In baptism, we also are marked as God’s Beloved. Think about what that means, to be God’s Beloved.

But there’s even more to our new identity. In baptism we also say that we “put on Christ.” And when we put on Christ, it’s not quite the same think as putting on a Phillies or an Eagles team jersey. It’s not quite the same as putting on Bryce Harper—although as surprising as it might seem, I do actually see some similarities.

Because I think we all want to be part of something that’s bigger than ourselves. We want to belong to aa community, a team, you could call it. We want to belong to a team that we can believe in.

It’s great to be part of a winning team, of course, but maybe even more important is just that sense of belonging to something that gives us hope.

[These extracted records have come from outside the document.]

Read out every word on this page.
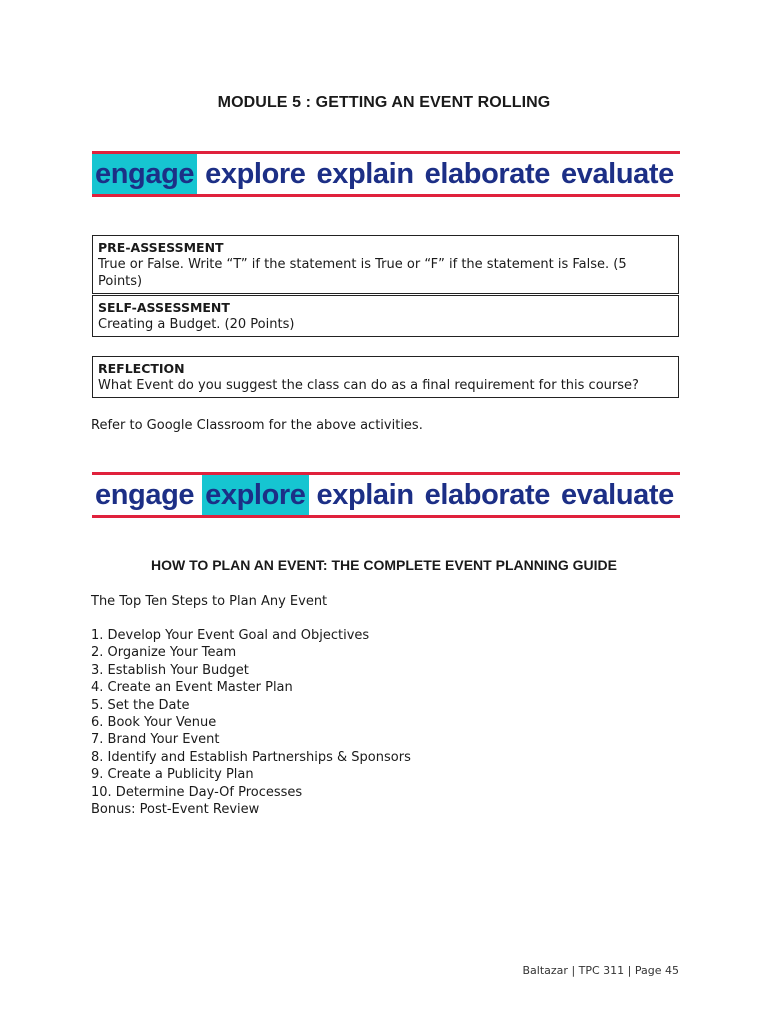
MODULE 5 : GETTING AN EVENT ROLLING
engage explore explain elaborate evaluate
PRE-ASSESSMENT
True or False. Write “T” if the statement is True or “F” if the statement is False. (5 Points)
SELF-ASSESSMENT
Creating a Budget. (20 Points)
REFLECTION
What Event do you suggest the class can do as a final requirement for this course?
Refer to Google Classroom for the above activities.
engage explore explain elaborate evaluate
HOW TO PLAN AN EVENT: THE COMPLETE EVENT PLANNING GUIDE
The Top Ten Steps to Plan Any Event
1. Develop Your Event Goal and Objectives
2. Organize Your Team
3. Establish Your Budget
4. Create an Event Master Plan
5. Set the Date
6. Book Your Venue
7. Brand Your Event
8. Identify and Establish Partnerships & Sponsors
9. Create a Publicity Plan
10. Determine Day-Of Processes
Bonus: Post-Event Review
Baltazar | TPC 311 | Page 45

Something that lifts us from our everyday worries and concerns—all those things which we fret about, which in the end really don’t matter all that much—belong to something that joins us to something that do seem important in an everlasting sort of way.

So one interesting thing that I observed about the long red season of 2022 in Philadelphia was the way it seemed to open people up.

People in the city—and I talk about the city because it’s a place where I spend a lot of time because my family is there, but it’s also a place where strangers bump up against each other on a day-to-day basis, maybe more than they do out here in Bucks County. They walk more than they drive. Those people in the city found they had something in common with other people who might otherwise seem rather different from themselves. You could spot a fellow in that community by the red they were wearing.

And this sense of recognition seemed to open people up a little. They were wearing their red as a sign of togetherness, and there was a sense of joy in that togetherness—the kind of joy that was enough to make you want to go out and climb a greased pole, if you know what I mean.

So you might see this kind of thing—this joy that came to us in the long, soft, fading days of fall—you might see that joy as something that has to be the exception to how things usually are. You might think of it as the kind of rare opportunity that comes along maybe once in a decade, if you’re lucky.

And yet what I think we forget is that living with an intense sense of togetherness, in community based on a common vision, shared in a spirit of joy and hope—that is exactly what it should mean to be baptized.

Baptism for us believers—it’s not just an event that happens to us individually on a particular day. It’s a new identity that’s ours every day of our lives.

It is a commission to active ministry, and a source of grace to sustain us in that work. It’s a reminder that we are a people who are not like everyone else. That we measure ourselves by a different standard.

We follow Jesus Christ.

The principles we live by are outlined in the promises that we make at baptism, which we will repeat here today, in place of the Nicene Creed. And I encourage you to really think deeply about how those promises still play out in your own life as we go through them.

I don’t know what’ll happen to the Eagles today. I don’t know if they’ll clinch a place in the playoffs. I don’t know what the postseason will be like for them if that happens.

But I do know that we are already winners. May we leave here filled with grace and joy and hope—and a sense of belonging to something that’s bigger than ourselves, that’s even bigger than this parish community. Something that matters.

Just don’t go climbing any greased poles.

Amen.

Preached at St. James the Greater Episcopal Church, Bristol, PA.


[i] Credit for the theme of baptismal identity: Adams Kevin J. Living Under Water : Baptism As a Way of Life. William B. Eerdmans Publishing Company 2022.